Segundo ele, o resultado da última eleição presidencial de 2018 foi decisivo para definir como seria a abordagem do álbum. "No auge da minha pesquisa, houve a ascensão da horda conservadora e intolerante, alcançando altos lugares de poder e desmentindo esse Brasil idealizado que é possível. Foi muito traumático", comenta.
"Eu fiz esse álbum para salvar um Brasil que eu acredito, boto fé de verdade. E para transmitir uma energia boa para as pessoas que estavam ao meu redor e estão muito abaladas por tudo o que está acontecendo”, afirma Nobat.

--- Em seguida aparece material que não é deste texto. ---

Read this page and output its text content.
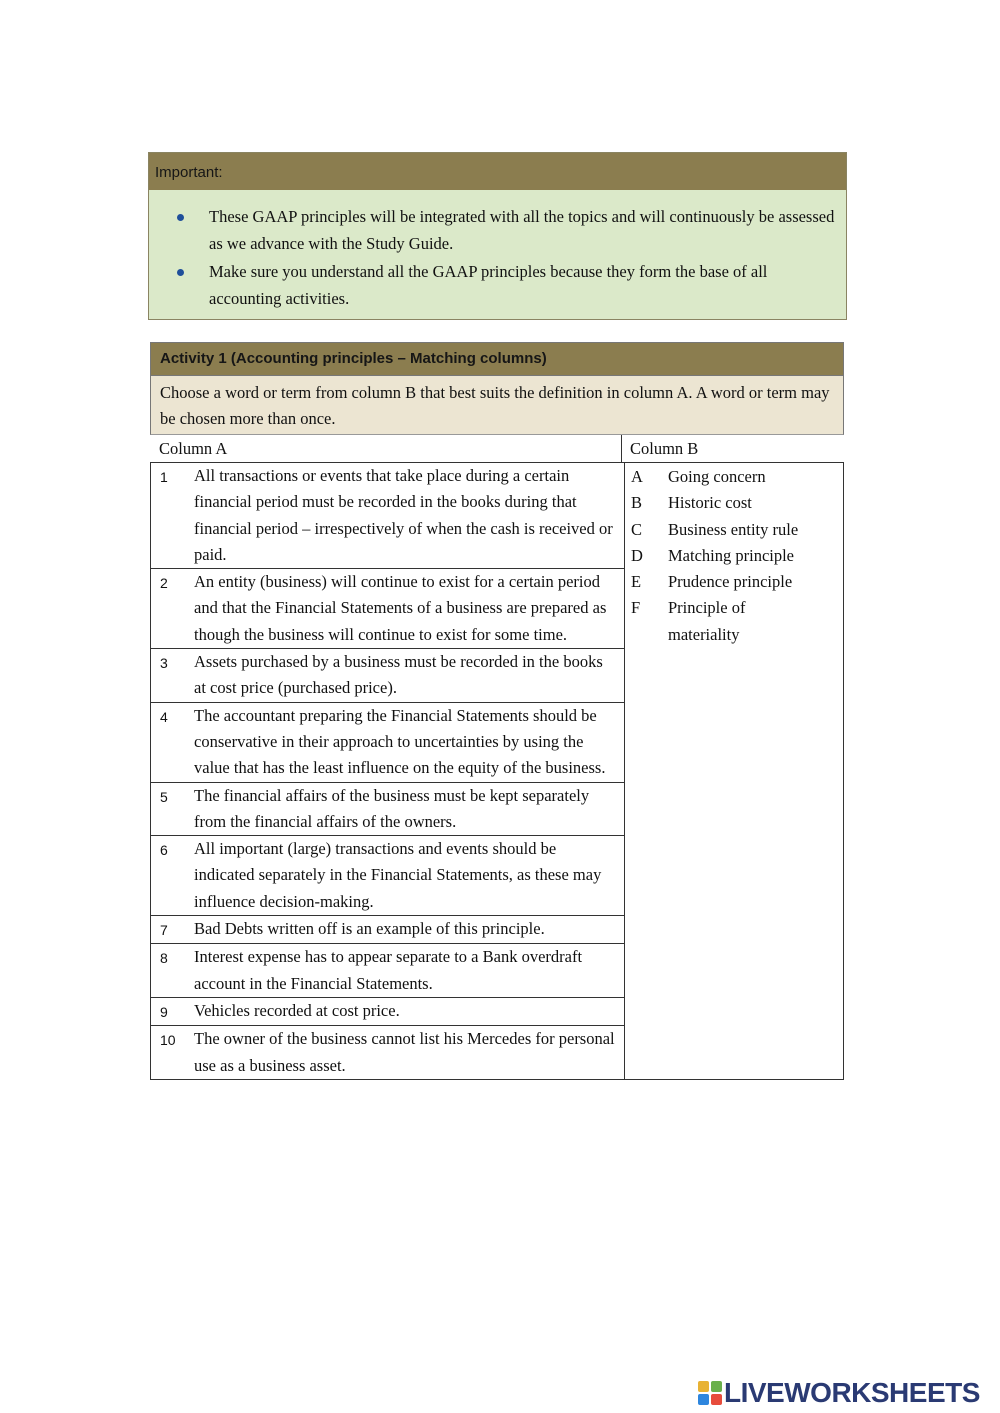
Important:
These GAAP principles will be integrated with all the topics and will continuously be assessed as we advance with the Study Guide.
Make sure you understand all the GAAP principles because they form the base of all accounting activities.
Activity 1 (Accounting principles – Matching columns)
Choose a word or term from column B that best suits the definition in column A. A word or term may be chosen more than once.
Column A	Column B
1	All transactions or events that take place during a certain financial period must be recorded in the books during that financial period – irrespectively of when the cash is received or paid.
2	An entity (business) will continue to exist for a certain period and that the Financial Statements of a business are prepared as though the business will continue to exist for some time.
3	Assets purchased by a business must be recorded in the books at cost price (purchased price).
4	The accountant preparing the Financial Statements should be conservative in their approach to uncertainties by using the value that has the least influence on the equity of the business.
5	The financial affairs of the business must be kept separately from the financial affairs of the owners.
6	All important (large) transactions and events should be indicated separately in the Financial Statements, as these may influence decision-making.
7	Bad Debts written off is an example of this principle.
8	Interest expense has to appear separate to a Bank overdraft account in the Financial Statements.
9	Vehicles recorded at cost price.
10	The owner of the business cannot list his Mercedes for personal use as a business asset.
A	Going concern
B	Historic cost
C	Business entity rule
D	Matching principle
E	Prudence principle
F	Principle of materiality
LIVEWORKSHEETS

“Nos últimos anos, o Brasil está vivendo uma viagem de ácido estragado. Agora, estamos com aquela sensação de que a onda errada está passando. Mas é importante ter consciência de que as coisas não vão mudar tão rápido como a gente gostaria que fosse. Mas dá esperança e alivia pensar que em breve estaremos livres", ele afirma.
Com o disco novo na praça, Nobat agora se prepara para os shows de lançamento. O artista faz uma apresentação gratuita no próximo dia 30, em Ouro Preto, na Praça Tiradentes, dentro da programação do Marte Festival.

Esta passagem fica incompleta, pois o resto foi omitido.